Trench Foot: Causes, Symptoms, Treatment

What is Trench Foot?

Trench Foot, which is also known by the name of Immersion Foot Syndrome, occurs as a result of tissue damage due to excessive exposure to cold and wet weather conditions. Trench Foot causes pain, swelling, and altered sensation in the foot. Damage is also inflicted in the nerves, vessels, muscles, and even the skin. Sometimes Trench Foot is misconstrued as frostbite but these two are completely different conditions as Trench Foot does not cause freezing as seen in cases of frostbite.[1]

Trench Foot was quite common during World War II; however, with advancement of medical science not much tissue damage is inflicted in cases of Trench Foot these days. Trench Foot is not a contagious condition and is completely preventable. It does not need to be freezing temperatures outside for an individual to get Trench Foot.

It can occur in temperatures as cold as 16 degrees Celsius. Another fact about Trench Foot is that it can develop very rapidly in a matter of about 10 to 12 hours.[1]

Additionally, if the weather condition is wet and it is raining then there is destruction of the capillaries and surrounding tissues. Excessive sweating is also a major contributing factor in the development of Trench Foot.[1]

What Causes Trench Foot?

Trench Foot is condition that is caused due to exposure of the feet to low and wet weather conditions. This happens when the low temperatures interfere with the blood flow to the foot. The symptom onset can be quite rapid with some people having symptoms with an hour or two of exposure to low temperatures while there are others who start having symptoms may be after about a week of exposure. How severe the symptoms will be depends on how cold it is and how much moisture is there in the atmosphere.[2]

Trench Foot is mainly seen in people who serve in the army and some studies suggest that the stress that army personnel has to go through also plays a part in the development of Trench Foot. Fishermen are also quite vulnerable for developing Trench Foot as they spend quite a long time in cold and wet weather conditions.[2]

What are the Symptoms of Trench Foot?

The primary presenting features of Trench Foot includes

  • Itching and tingling sensation in the feet
  • Foot pain
  • Swelling
  • Areas of skin that are cold
  • Numbness[2]

As and when the foot becomes warm there is also a distinct color change from whitish to red and it becomes extremely painful and dry. In some cases, blisters can also form causing the tissues to fall off from the foot. Trench Foot, if not treated, can result in gangrene ultimately requiring amputation of the affected site. Trench Foot is basically categorized into four stages[2]
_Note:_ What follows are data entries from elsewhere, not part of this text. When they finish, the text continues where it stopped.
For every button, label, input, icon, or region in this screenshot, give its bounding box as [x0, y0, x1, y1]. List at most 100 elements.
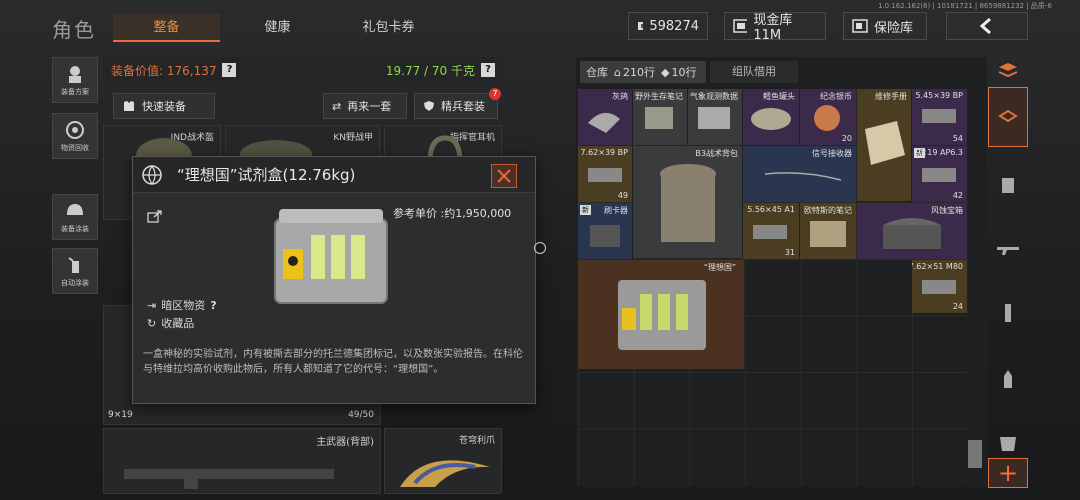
currency-display: 598274: [628, 12, 708, 40]
armor-name: KN野战甲: [333, 133, 373, 143]
stack-icon: [998, 63, 1018, 78]
page-title: 角色: [52, 18, 96, 42]
item-count: 54: [952, 134, 963, 143]
weight-display: 19.77 / 70 千克: [385, 63, 475, 78]
item-count: 20: [841, 134, 852, 143]
kit-box-icon: [618, 280, 706, 350]
stash-item[interactable]: 欧特斯的笔记: [800, 203, 856, 259]
cloth-icon: [588, 112, 620, 133]
stash-item[interactable]: 信号接收器: [743, 146, 856, 202]
stash-item[interactable]: 维修手册: [857, 89, 911, 201]
document-icon: [698, 107, 730, 129]
stash-item[interactable]: 新 刷卡器: [578, 203, 632, 259]
again-button[interactable]: ⇄ 再来一套: [323, 93, 407, 119]
category-ammo[interactable]: [988, 349, 1028, 409]
all-items-icon: [998, 109, 1018, 123]
item-name: 刷卡器: [604, 206, 628, 215]
ammo-box-icon: [922, 168, 956, 182]
recycle-button[interactable]: 物资回收: [52, 113, 98, 159]
item-name: B3战术背包: [695, 149, 738, 158]
stash-item[interactable]: 7.62×51 M80 24: [912, 260, 967, 313]
shield-icon: [424, 101, 434, 111]
ammo-box-icon: [588, 168, 622, 182]
ammo-box-icon: [922, 280, 956, 294]
value-help-icon[interactable]: ?: [222, 63, 237, 77]
claw-knife-image: [400, 460, 490, 487]
auto-skin-label: 自动涂装: [61, 278, 89, 287]
back-arrow-icon: [979, 17, 991, 35]
expand-stash-button[interactable]: +: [988, 458, 1028, 488]
back-button[interactable]: [946, 12, 1028, 40]
recycle-label: 物资回收: [61, 143, 89, 152]
melee-slot[interactable]: 苍穹利爪: [384, 428, 502, 494]
category-weapon[interactable]: [988, 219, 1028, 279]
tab-gear[interactable]: 整备: [113, 14, 220, 42]
stash-item[interactable]: 风蚀宝箱: [857, 203, 967, 259]
chest-icon: [883, 218, 941, 249]
item-name: 野外生存笔记: [635, 92, 683, 101]
card-reader-icon: [590, 225, 620, 247]
exit-icon: ⇥: [147, 298, 157, 312]
vest-icon: [1002, 178, 1014, 193]
gear-value: 装备价值: 176,137: [111, 63, 217, 78]
stash-item[interactable]: 灰鸽: [578, 89, 632, 145]
manual-icon: [865, 121, 905, 165]
link-icon: ↻: [147, 316, 157, 330]
rifle-image: [124, 469, 334, 489]
stash-tab-label: 仓库: [586, 66, 608, 79]
stash-item[interactable]: 野外生存笔记: [633, 89, 687, 145]
loadout-header: 装备价值: 176,137 ? 19.77 / 70 千克 ?: [103, 57, 503, 83]
auto-skin-button[interactable]: 自动涂装: [52, 248, 98, 294]
team-borrow-tab[interactable]: 组队借用: [710, 61, 798, 83]
stash-item[interactable]: 鳕鱼罐头: [743, 89, 799, 145]
skin-button[interactable]: 装备涂装: [52, 194, 98, 240]
stash-item[interactable]: B3战术背包: [633, 146, 742, 258]
stash-scrollbar[interactable]: [968, 440, 982, 468]
bullet-icon: [1004, 370, 1012, 388]
category-armor[interactable]: [988, 155, 1028, 215]
safe-button[interactable]: 保险库: [843, 12, 927, 40]
primary-weapon-slot[interactable]: 主武器(背部): [103, 428, 381, 494]
stash-item-selected[interactable]: “理想国”: [578, 260, 744, 369]
cash-vault-button[interactable]: 现金库 11M: [724, 12, 826, 43]
stash-item[interactable]: 气象观测数据: [688, 89, 742, 145]
popup-header: “理想国”试剂盒(12.76kg): [133, 157, 535, 193]
stash-item[interactable]: 5.56×45 A1 31: [743, 203, 799, 259]
elite-kit-button[interactable]: 精兵套装 7: [414, 88, 501, 119]
tab-packs[interactable]: 礼包卡券: [335, 14, 442, 42]
recycle-icon: [66, 120, 84, 139]
loadout-plan-label: 装备方案: [61, 87, 89, 96]
collect-label: 收藏品: [161, 317, 195, 330]
ammo-count: 49/50: [348, 410, 374, 420]
elite-kit-label: 精兵套装: [441, 100, 485, 113]
globe-icon: [142, 164, 162, 185]
version-text: 1.0.162.162(6) | 10181721 | 8659881232 |…: [878, 2, 1052, 10]
currency-amount: 598274: [649, 18, 699, 34]
stash-item[interactable]: 5.45×39 BP 54: [912, 89, 967, 145]
tab-health[interactable]: 健康: [224, 14, 331, 42]
loadout-plan-button[interactable]: 装备方案: [52, 57, 98, 103]
house-icon: ⌂: [614, 65, 621, 79]
item-name: 维修手册: [875, 92, 907, 101]
dark-zone-help-icon[interactable]: ?: [210, 299, 216, 312]
vault-icon: [733, 19, 748, 33]
popup-anchor-dot: [534, 242, 546, 254]
stash-item[interactable]: 纪念银币 20: [800, 89, 856, 145]
category-magazine[interactable]: [988, 283, 1028, 343]
stash-item[interactable]: 7.62×39 BP 49: [578, 146, 632, 202]
ammo-box-icon: [922, 109, 956, 123]
weight-help-icon[interactable]: ?: [481, 63, 495, 77]
close-button[interactable]: [491, 164, 517, 188]
quick-equip-button[interactable]: 快速装备: [113, 93, 215, 119]
stash-tab[interactable]: 仓库 ⌂ 210行 ◆ 10行: [580, 61, 706, 83]
again-label: 再来一套: [347, 100, 392, 113]
item-name: 9×19 AP6.3: [915, 148, 963, 157]
category-all[interactable]: [988, 87, 1028, 147]
can-icon: [751, 108, 791, 130]
skin-label: 装备涂装: [61, 224, 89, 233]
ammo-label: 9×19: [108, 410, 133, 420]
item-name: 7.62×39 BP: [580, 148, 628, 157]
sort-button[interactable]: [990, 57, 1026, 83]
share-icon[interactable]: [147, 209, 163, 223]
stash-item[interactable]: 新 9×19 AP6.3 42: [912, 146, 967, 202]
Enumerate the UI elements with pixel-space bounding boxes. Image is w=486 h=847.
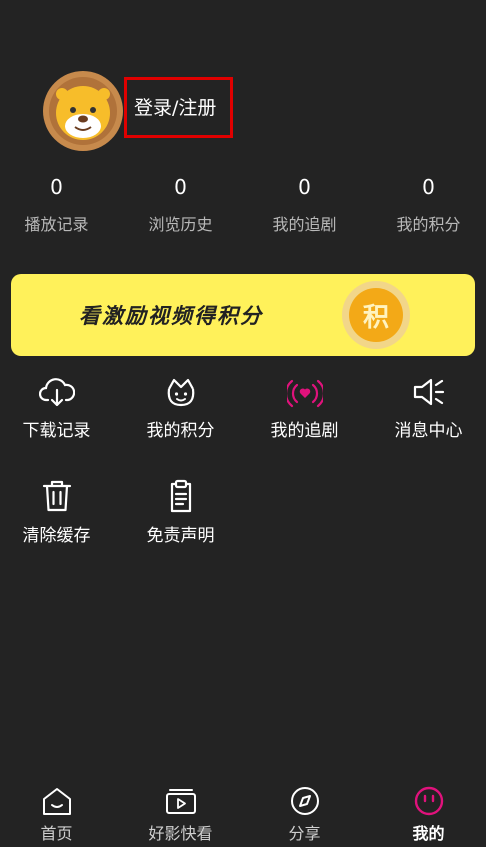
menu-label: 免责声明 [146,526,215,546]
stat-label: 播放记录 [24,215,89,234]
menu-label: 下载记录 [22,421,91,441]
stat-play-record[interactable]: 0 播放记录 [0,175,117,235]
menu-clear-cache[interactable]: 清除缓存 [0,479,117,546]
stat-value: 0 [50,175,63,199]
menu-label: 我的追剧 [270,421,339,441]
menu-download-record[interactable]: 下载记录 [0,376,117,441]
menu-message-center[interactable]: 消息中心 [368,376,486,441]
points-coin-icon: 积 [342,281,410,349]
stat-label: 我的积分 [396,215,461,234]
video-player-icon [165,789,196,814]
stat-value: 0 [422,175,435,199]
tab-label: 首页 [40,824,73,843]
menu-my-follows[interactable]: 我的追剧 [244,376,365,441]
stat-value: 0 [298,175,311,199]
coin-label: 积 [349,288,403,342]
banner-text: 看激励视频得积分 [79,304,263,328]
reward-video-banner[interactable]: 看激励视频得积分 积 [11,274,475,356]
menu-disclaimer[interactable]: 免责声明 [120,479,241,546]
compass-icon [290,787,319,815]
crown-face-icon [167,378,194,407]
menu-label: 消息中心 [394,421,463,441]
tab-label: 分享 [288,824,321,843]
tab-label: 我的 [412,824,445,843]
broadcast-heart-icon [286,379,323,408]
trash-icon [42,480,71,512]
menu-my-points[interactable]: 我的积分 [120,376,241,441]
smiley-icon [414,786,443,816]
login-register-link[interactable]: 登录/注册 [134,93,216,120]
speaker-icon [413,378,444,406]
menu-label: 清除缓存 [22,526,91,546]
menu-label: 我的积分 [146,421,215,441]
stat-my-follows[interactable]: 0 我的追剧 [244,175,365,235]
bottom-tab-bar: 首页 好影快看 分享 我的 [0,780,486,847]
tab-good-movies[interactable]: 好影快看 [120,786,241,844]
stat-value: 0 [174,175,187,199]
cloud-download-icon [38,378,75,407]
tab-share[interactable]: 分享 [244,786,365,844]
stat-label: 浏览历史 [148,215,213,234]
stat-label: 我的追剧 [272,215,337,234]
tab-label: 好影快看 [148,824,213,843]
lion-avatar-icon[interactable] [42,70,124,152]
clipboard-icon [170,479,191,513]
stat-browse-history[interactable]: 0 浏览历史 [120,175,241,235]
tab-home[interactable]: 首页 [0,786,117,844]
tab-mine[interactable]: 我的 [368,786,486,844]
home-icon [42,788,71,815]
stat-my-points[interactable]: 0 我的积分 [368,175,486,235]
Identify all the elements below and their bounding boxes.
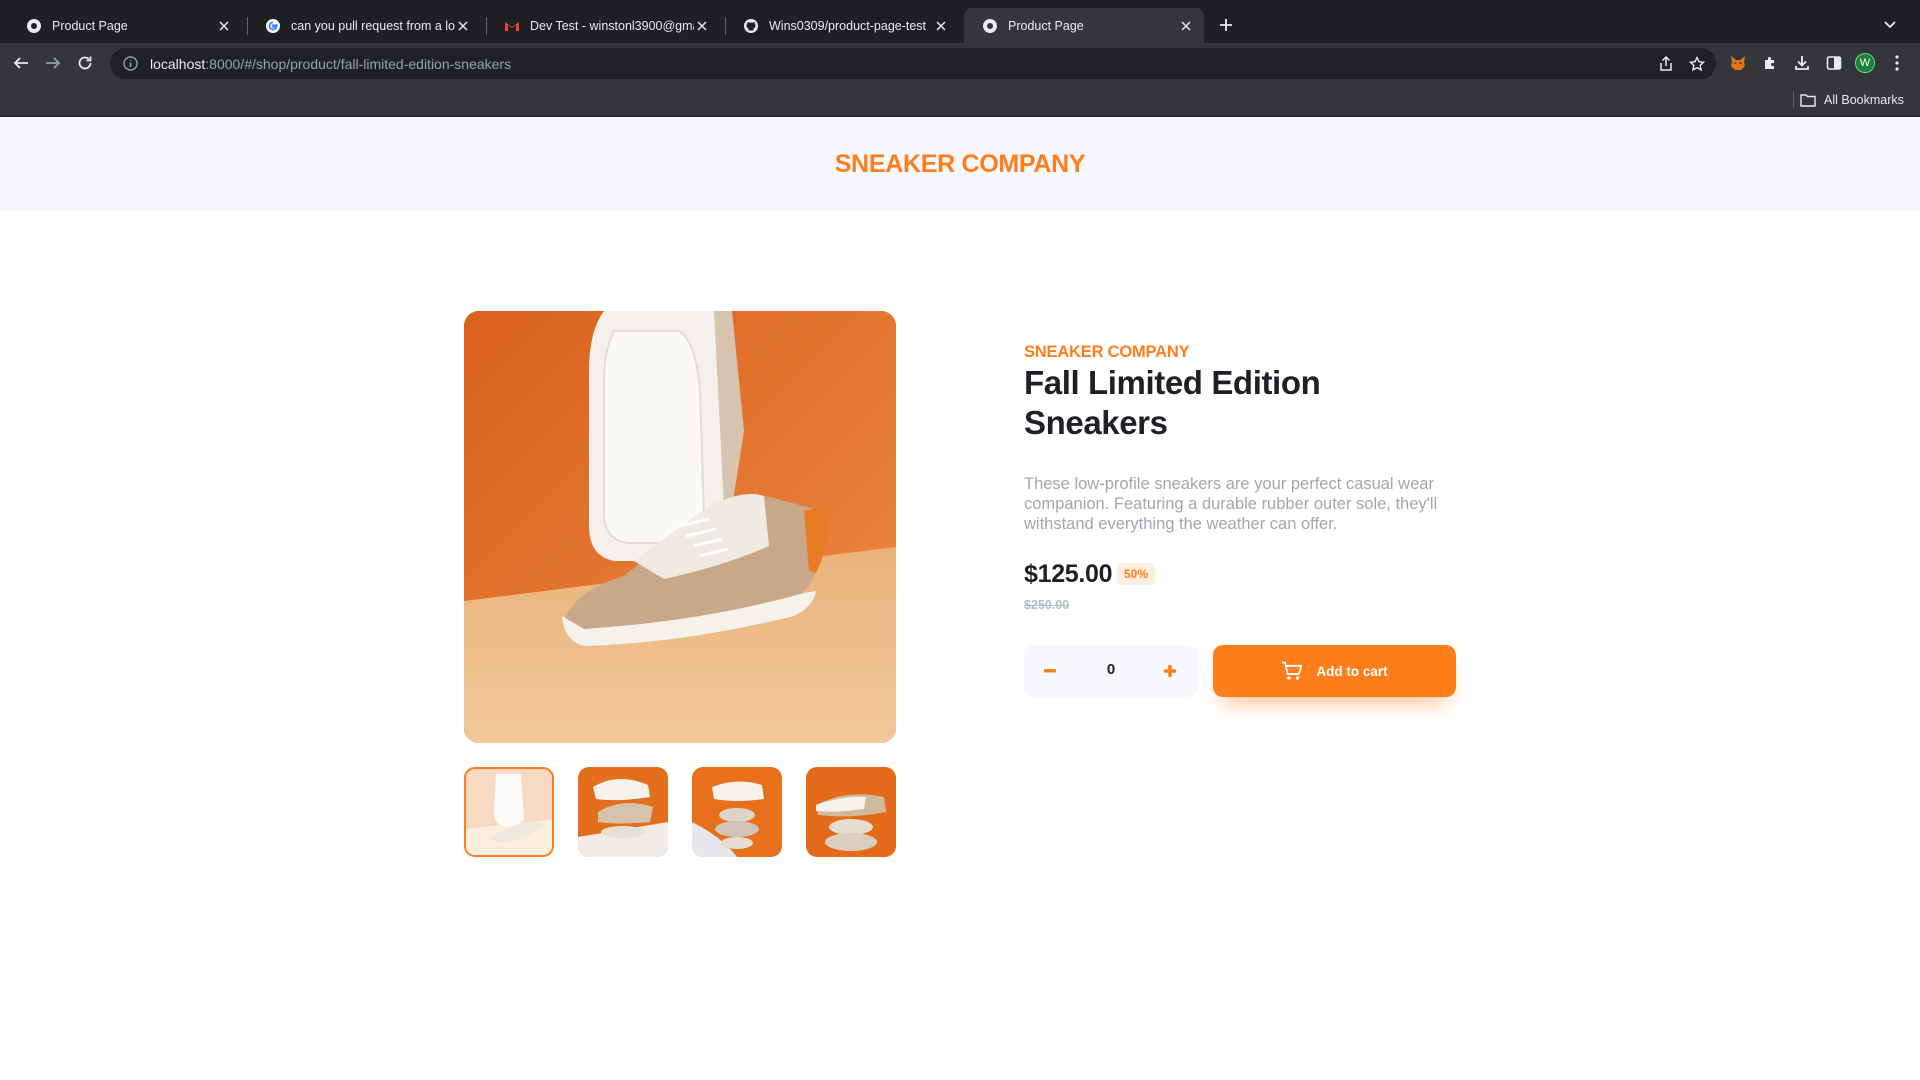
close-tab-icon[interactable] bbox=[1178, 18, 1194, 34]
all-bookmarks-label: All Bookmarks bbox=[1824, 93, 1904, 107]
add-to-cart-button[interactable]: Add to cart bbox=[1213, 645, 1456, 697]
browser-tab-3[interactable]: Dev Test - winstonl3900@gmail.com bbox=[486, 8, 720, 43]
browser-tab-strip: Product Page can you pull request from a… bbox=[0, 0, 1920, 43]
plus-icon[interactable] bbox=[1158, 659, 1182, 683]
metamask-fox-icon[interactable] bbox=[1727, 52, 1749, 74]
reload-icon[interactable] bbox=[72, 50, 98, 76]
close-tab-icon[interactable] bbox=[455, 18, 471, 34]
bookmark-star-icon[interactable] bbox=[1687, 54, 1707, 74]
github-icon bbox=[743, 18, 759, 34]
product-thumbnail-1-selected[interactable] bbox=[464, 767, 554, 857]
add-to-cart-label: Add to cart bbox=[1316, 663, 1388, 679]
site-brand-logo[interactable]: SNEAKER COMPANY bbox=[835, 150, 1086, 179]
tab-title: Dev Test - winstonl3900@gmail.com bbox=[530, 18, 694, 33]
download-icon[interactable] bbox=[1791, 52, 1813, 74]
product-thumbnail-2[interactable] bbox=[578, 767, 668, 857]
bookmarks-bar: All Bookmarks bbox=[0, 82, 1920, 117]
url-host: localhost bbox=[150, 55, 206, 72]
share-icon[interactable] bbox=[1656, 54, 1676, 74]
tab-title: Product Page bbox=[1008, 18, 1084, 33]
browser-tab-4[interactable]: Wins0309/product-page-test bbox=[725, 8, 959, 43]
product-main-image[interactable] bbox=[464, 311, 896, 743]
product-title: Fall Limited Edition Sneakers bbox=[1024, 364, 1321, 441]
product-company-label: SNEAKER COMPANY bbox=[1024, 343, 1190, 361]
minus-icon[interactable] bbox=[1038, 659, 1062, 683]
bookmarks-divider bbox=[1793, 91, 1794, 108]
new-tab-icon[interactable] bbox=[1214, 13, 1238, 37]
globe-icon bbox=[982, 18, 998, 34]
site-info-icon[interactable] bbox=[122, 55, 139, 72]
url-path: :8000/#/shop/product/fall-limited-editio… bbox=[205, 55, 512, 72]
close-tab-icon[interactable] bbox=[216, 18, 232, 34]
forward-arrow-icon[interactable] bbox=[40, 50, 66, 76]
original-price: $250.00 bbox=[1024, 598, 1070, 612]
product-price: $125.00 bbox=[1024, 560, 1113, 588]
quantity-value: 0 bbox=[1106, 661, 1116, 678]
back-arrow-icon[interactable] bbox=[8, 50, 34, 76]
cart-icon bbox=[1282, 661, 1303, 680]
site-header: SNEAKER COMPANY bbox=[0, 117, 1920, 211]
product-description: These low-profile sneakers are your perf… bbox=[1024, 475, 1438, 533]
close-tab-icon[interactable] bbox=[933, 18, 949, 34]
browser-tab-5-active[interactable]: Product Page bbox=[964, 8, 1204, 43]
quantity-stepper: 0 bbox=[1024, 645, 1198, 697]
extensions-puzzle-icon[interactable] bbox=[1759, 52, 1781, 74]
all-bookmarks-button[interactable]: All Bookmarks bbox=[1800, 90, 1904, 110]
side-panel-icon[interactable] bbox=[1823, 52, 1845, 74]
profile-avatar[interactable]: W bbox=[1855, 53, 1875, 73]
product-thumbnail-4[interactable] bbox=[806, 767, 896, 857]
tab-title: Wins0309/product-page-test bbox=[769, 18, 927, 33]
gmail-icon bbox=[504, 18, 520, 34]
browser-toolbar: localhost:8000/#/shop/product/fall-limit… bbox=[0, 43, 1920, 82]
close-tab-icon[interactable] bbox=[694, 18, 710, 34]
browser-tab-1[interactable]: Product Page bbox=[8, 8, 242, 43]
tab-search-chevron-icon[interactable] bbox=[1878, 13, 1902, 37]
google-icon bbox=[265, 18, 281, 34]
browser-menu-dots-icon[interactable] bbox=[1886, 52, 1908, 74]
tab-title: Product Page bbox=[52, 18, 128, 33]
folder-icon bbox=[1800, 94, 1816, 107]
browser-tab-2[interactable]: can you pull request from a local bbox=[247, 8, 481, 43]
discount-badge: 50% bbox=[1117, 563, 1156, 585]
product-thumbnail-3[interactable] bbox=[692, 767, 782, 857]
address-bar[interactable]: localhost:8000/#/shop/product/fall-limit… bbox=[110, 48, 1716, 79]
globe-icon bbox=[26, 18, 42, 34]
tab-title: can you pull request from a local bbox=[291, 18, 455, 33]
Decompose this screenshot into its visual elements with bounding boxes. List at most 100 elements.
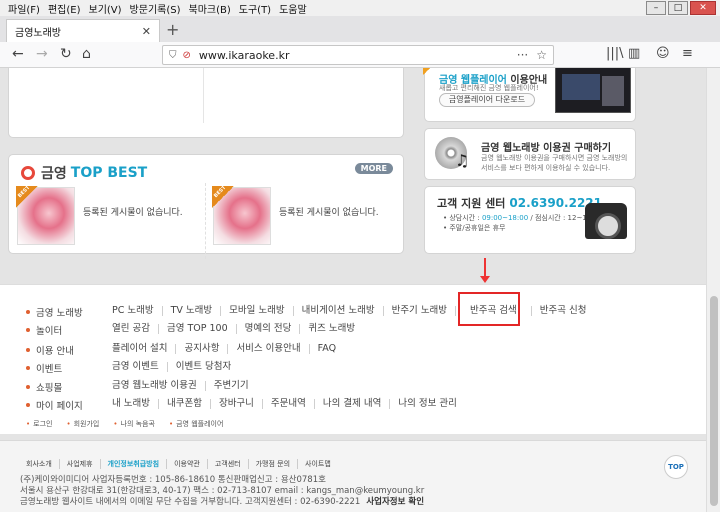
menu-bookmarks[interactable]: 북마크(B)	[189, 1, 231, 16]
sitemap-cat-karaoke[interactable]: 금영 노래방	[26, 305, 83, 319]
link-player-install[interactable]: 플레이어 설치	[112, 344, 175, 354]
address-bar[interactable]: ⛉ ⊘ www.ikaraoke.kr ··· ☆	[162, 45, 554, 65]
link-cart[interactable]: 장바구니	[209, 399, 262, 409]
link-mobile-karaoke[interactable]: 모바일 노래방	[220, 306, 292, 316]
footer-nav: 회사소개 사업제휴 개인정보취급방침 이용약관 고객센터 가맹점 문의 사이트맵	[26, 459, 338, 469]
close-window-button[interactable]: ✕	[690, 1, 716, 15]
sidebar-icon[interactable]: ▥	[628, 46, 640, 61]
sitemap-row-playground: 열린 공감 금영 TOP 100 명예의 전당 퀴즈 노래방	[112, 324, 363, 334]
web-karaoke-sub-2: 서비스를 보다 편하게 이용하실 수 있습니다.	[481, 164, 611, 172]
music-note-icon: ♫	[455, 151, 470, 170]
menu-view[interactable]: 보기(V)	[89, 1, 122, 16]
link-payments[interactable]: 나의 결제 내역	[313, 399, 389, 409]
link-my-recordings[interactable]: 나의 녹음곡	[113, 419, 155, 429]
top-best-title: 금영 TOP BEST	[21, 163, 147, 183]
link-accompaniment-karaoke[interactable]: 반주기 노래방	[382, 306, 455, 316]
link-open-empathy[interactable]: 열린 공감	[112, 324, 158, 334]
sitemap-row-guide: 플레이어 설치 공지사항 서비스 이용안내 FAQ	[112, 344, 344, 354]
footer-franchise[interactable]: 가맹점 문의	[247, 459, 297, 469]
bookmark-star-icon[interactable]: ☆	[536, 48, 547, 62]
best-badge-text: BEST	[16, 184, 32, 200]
menu-file[interactable]: 파일(F)	[8, 1, 40, 16]
sitemap-cat-playground[interactable]: 놀이터	[26, 323, 62, 337]
vertical-scrollbar[interactable]	[706, 68, 720, 512]
maximize-button[interactable]: □	[668, 1, 688, 15]
sitemap-cat-shop[interactable]: 쇼핑몰	[26, 380, 62, 394]
tab-close-icon[interactable]: ✕	[142, 25, 151, 38]
link-top100[interactable]: 금영 TOP 100	[157, 324, 236, 334]
account-icon[interactable]: ☺	[656, 46, 670, 61]
home-icon[interactable]: ⌂	[82, 46, 91, 62]
minimize-button[interactable]: –	[646, 1, 666, 15]
web-player-panel[interactable]: 금영 웹플레이어 이용안내 새롭고 편리해진 금영 웹플레이어! 금영플레이어 …	[423, 68, 636, 122]
link-pc-karaoke[interactable]: PC 노래방	[112, 306, 162, 316]
forward-icon[interactable]: →	[36, 46, 48, 62]
footer-terms[interactable]: 이용약관	[166, 459, 207, 469]
link-peripherals[interactable]: 주변기기	[204, 381, 257, 391]
tracking-protection-icon[interactable]: ⛉	[169, 50, 177, 61]
sitemap-cat-guide[interactable]: 이용 안내	[26, 343, 74, 357]
panel-divider	[203, 68, 204, 123]
sitemap-row-mypage: 내 노래방 내쿠폰함 장바구니 주문내역 나의 결제 내역 나의 정보 관리	[112, 399, 465, 409]
reload-icon[interactable]: ↻	[60, 46, 72, 62]
tab-active[interactable]: 금영노래방 ✕	[6, 19, 160, 42]
url-text[interactable]: www.ikaraoke.kr	[199, 49, 290, 62]
web-player-subtitle: 새롭고 편리해진 금영 웹플레이어!	[439, 84, 539, 92]
link-notice[interactable]: 공지사항	[175, 344, 227, 354]
link-my-coupons[interactable]: 내쿠폰함	[157, 399, 210, 409]
link-events[interactable]: 금영 이벤트	[112, 362, 167, 372]
back-icon[interactable]: ←	[12, 46, 24, 62]
best-thumbnail-1[interactable]: BEST	[16, 184, 75, 245]
link-web-player[interactable]: 금영 웹플레이어	[169, 419, 223, 429]
web-karaoke-title: 금영 웹노래방 이용권 구매하기	[481, 143, 612, 154]
footer-privacy[interactable]: 개인정보취급방침	[99, 459, 167, 469]
best-thumbnail-2[interactable]: BEST	[212, 185, 271, 245]
link-navigation-karaoke[interactable]: 내비게이션 노래방	[292, 306, 383, 316]
link-ticket[interactable]: 금영 웹노래방 이용권	[112, 381, 205, 391]
library-icon[interactable]: |||\	[606, 46, 624, 61]
sitemap-cat-mypage[interactable]: 마이 페이지	[26, 398, 83, 412]
best-empty-text-1: 등록된 게시물이 없습니다.	[83, 208, 183, 218]
link-orders[interactable]: 주문내역	[261, 399, 314, 409]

Stage 1: This is also called as the injury stage. In this stage, there is restriction of blood flow and the tissues become numb and cold. There is also discoloration of the affected limb with it turning white or red. The patient does not have any pain in this stage of the condition.[2]

Stage 2: This is the post-injury status. This occurs when the limb is warmed after exposure to severe cold and wet conditions. The color of the affected foot becomes red from white but it will be cold and numb. Some people also have swelling.[2]

Stage 3: This stage lasts for at least three months. In this stage, the affected becomes warm and red and there is dryness of the skin. The patient will experience some numbness and tingling, and in some cases there will also be blisters.[2]

Stage 4: This is more or less a permanent stage in Trench Foot as it remains for the rest of the life of the individual. The patient will have increased cold sensitivity, pins and needles sensation, and some amount of pain in the affected foot.[2]

How is Trench Foot Treated?

An individual should go for a physician consultation at the earliest if his feet has been exposed to cold and wet weather conditions. After a thorough examination of the foot, the physician will decide about the stage of the condition and formulate treatment based on that. It should be noted here that the immediate symptoms of Trench Foot can be treated but due to the tissue damage there may be pain that becomes chronic. Thus a patient with a known diagnosis of Trench Foot will require diligent and long term follow up and care.[2]

Some of the steps that people with Trench Foot can take immediately include taking the patient to a warmer place and warm up the affected foot gently and slowly, as doing it quickly causes more harm than good. For any pain, the patient can be given medications [2]

If Trench Foot is left untreated or there is a delay in treatment then ambulation may become problematic for the patient due to the pain and swelling. In such cases, it is advised that they avoid walking and elevate their feet to improve circulation. Medications like ibuprofen can also be given to calm down the inflammation caused due to Trench Foot.[2]